Journal article on the perception of user-work in AI training in Aeoteroa

New article published on open access licence on Taylor & Francis’ Kōtuitui: New Zealand Journal of Social Sciences Online. In the article, that I co-authored with a team of colleagues at Waipapa Taumata Rau (The University of Auckland), we investigate various perspectives on user-labour in AI training.
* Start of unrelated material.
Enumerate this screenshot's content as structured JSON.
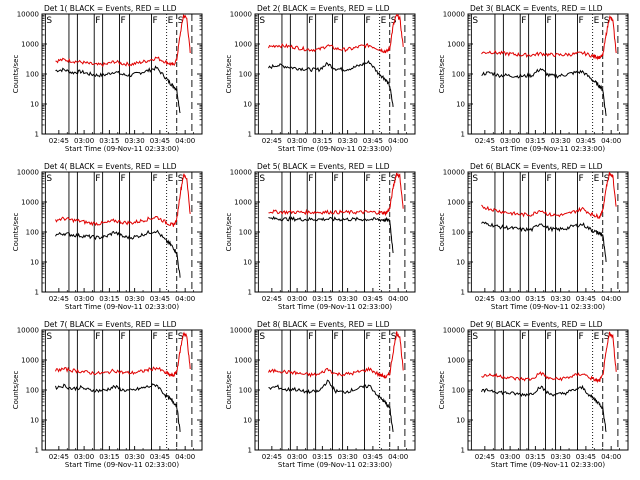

Hidden humans: exploring perceptions of user-work and training artificial intelligence in Aotearoa New Zealand
Briony Blackmore, Michelle Thorp, Andrew Tzer-Yeu Chen, Fabio Morreale, Brent Burmester, Elham Bahmanteymouri, Matt Bartlett

Artificial intelligence systems require large amounts of data to allow them to learn and achieve high performance. That data is increasingly collected in extractive and exploitative ways, which transfer value and power from individuals to AI system owners. Our research focuses on data that is collected from users of digital platforms, through direct and indirect interaction with those platforms, in ways that are not communicated to users, without consent or compensation. This paper presents our findings from a series of interviews and workshops in the Aotearoa New Zealand context to identify common themes and concerns from a variety of perspectives. Reframing this type of interaction as work or labour brings into view an otherwise unrecognised harm of using this data for training AI systems, and illustrates a new class of exploitative data practices that have become normalised in the digital age. We found that participants particularly emphasised moral or ethical justifications for intervention over financial or economic reasons to act.